Swedish municipalities group denies big pensions debt is big problem
Pensions firm Skandia in Sweden warned in a new report that politicians must act over large municipal pension liabilities, but the lobby group for the local authorities has played down the issue, saying that in relative terms the debts are falling.
Publishing its report, ‘Hidden pension liabilities risk tax increases’, Skandia said pension liabilities of the country’s local and regional authorities grew SEK4.5bn (€417m) last year to SEK478bn.
Some SEK324bn – nearly three-quarters – of this was hidden by not appearing on the local governments’ balance sheets, the firm said.
Greger Gustafson, pension specialist for local and regional authorities at Skandia, said: “If Sweden is to be able to maintain the high level of welfare that citizens expect, it is high time that politicians began to prioritise the financing of pension debts in order to avoid cuts in welfare or increased taxes around Sweden.”

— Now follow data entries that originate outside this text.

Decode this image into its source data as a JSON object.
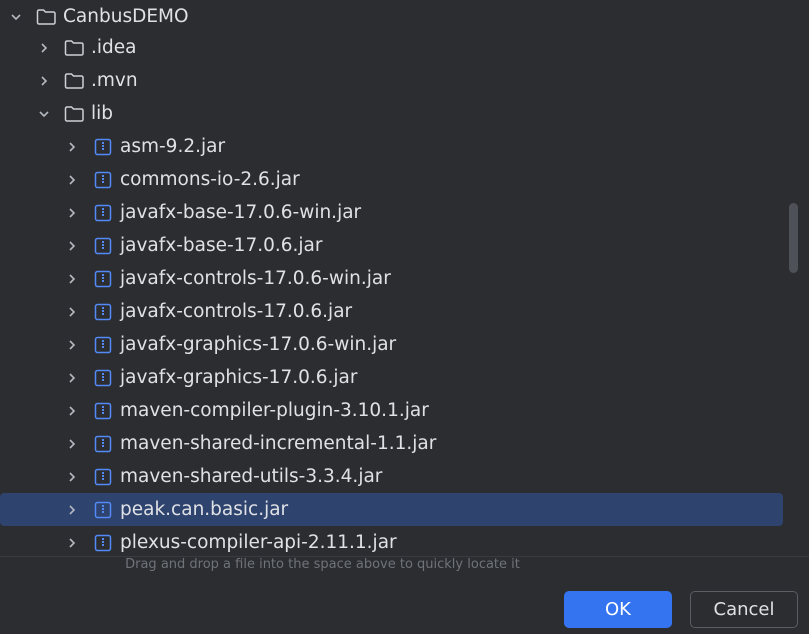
{
  "tree": [
    {
      "label": "CanbusDEMO",
      "expanded": true,
      "icon": "folder-icon"
    },
    {
      "label": ".idea",
      "expanded": false,
      "icon": "folder-icon"
    },
    {
      "label": ".mvn",
      "expanded": false,
      "icon": "folder-icon"
    },
    {
      "label": "lib",
      "expanded": true,
      "icon": "folder-icon"
    },
    {
      "label": "asm-9.2.jar",
      "icon": "jar-icon"
    },
    {
      "label": "commons-io-2.6.jar",
      "icon": "jar-icon"
    },
    {
      "label": "javafx-base-17.0.6-win.jar",
      "icon": "jar-icon"
    },
    {
      "label": "javafx-base-17.0.6.jar",
      "icon": "jar-icon"
    },
    {
      "label": "javafx-controls-17.0.6-win.jar",
      "icon": "jar-icon"
    },
    {
      "label": "javafx-controls-17.0.6.jar",
      "icon": "jar-icon"
    },
    {
      "label": "javafx-graphics-17.0.6-win.jar",
      "icon": "jar-icon"
    },
    {
      "label": "javafx-graphics-17.0.6.jar",
      "icon": "jar-icon"
    },
    {
      "label": "maven-compiler-plugin-3.10.1.jar",
      "icon": "jar-icon"
    },
    {
      "label": "maven-shared-incremental-1.1.jar",
      "icon": "jar-icon"
    },
    {
      "label": "maven-shared-utils-3.3.4.jar",
      "icon": "jar-icon"
    },
    {
      "label": "peak.can.basic.jar",
      "icon": "jar-icon",
      "selected": true
    },
    {
      "label": "plexus-compiler-api-2.11.1.jar",
      "icon": "jar-icon"
    }
  ],
  "hint": "Drag and drop a file into the space above to quickly locate it",
  "buttons": {
    "ok": "OK",
    "cancel": "Cancel"
  },
  "colors": {
    "background": "#2b2d30",
    "selection": "#2e436e",
    "accent": "#3574f0",
    "jar_icon": "#548af7"
  }
}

Skanida claimed that new calculations showed that nine out of 10 inhabitants in Sweden were at risk of increased taxation as local and regional authorities could be forced to raise taxes to finance the pension debt and balance their books.
Annika Wallenskog, chief economist of the Swedish Association of Local Authorities and Regions (SALAR or SKL), confirmed the debt figures published by Skandia, but said that since the debt burden was effectively decreasing, there was no major problem.
“It’s a big debt, but not a big problem,” she told IPE.
The Skandia report was done every year, she said, but described the problem outlined as “exaggerated”.
“The debt has been going down in proportion to salaries since 2015,” she said.
The overall figure was so high because of remaining pension liabilities from the pre-1998 pay-as-you-go pension system that the municipalities and regions used to operate, she said.
In 1998, the local authorities began funding their staff pensions, she said.
“The local authorities are paying for the two systems, but the debt is going down”
Annika Wallenskog, chief economist of the Swedish Association of Local Authorities and Regions
“So now they’re paying for the two systems, but the debt is going down,” said Wallenskog.
Rather than politicians now needing to do something to alleviate the problem, she said what was needed was for civil servants to keep track of the liabilities and make forecasts of future costs.
“We have already asked the 290 local and 20 regional councils if they know what the pension costs will be in the next three or four years, and they do know. But not all of them know how much the debt would be in the next 10 years,” she said.
Tax rises were possible as a result of the pensions burden, Wallenskog said, but only at a minimal level.
“It is possible taxes could rise by one or two tenths of a percent, but only for a couple of years in some municipalities,” she said.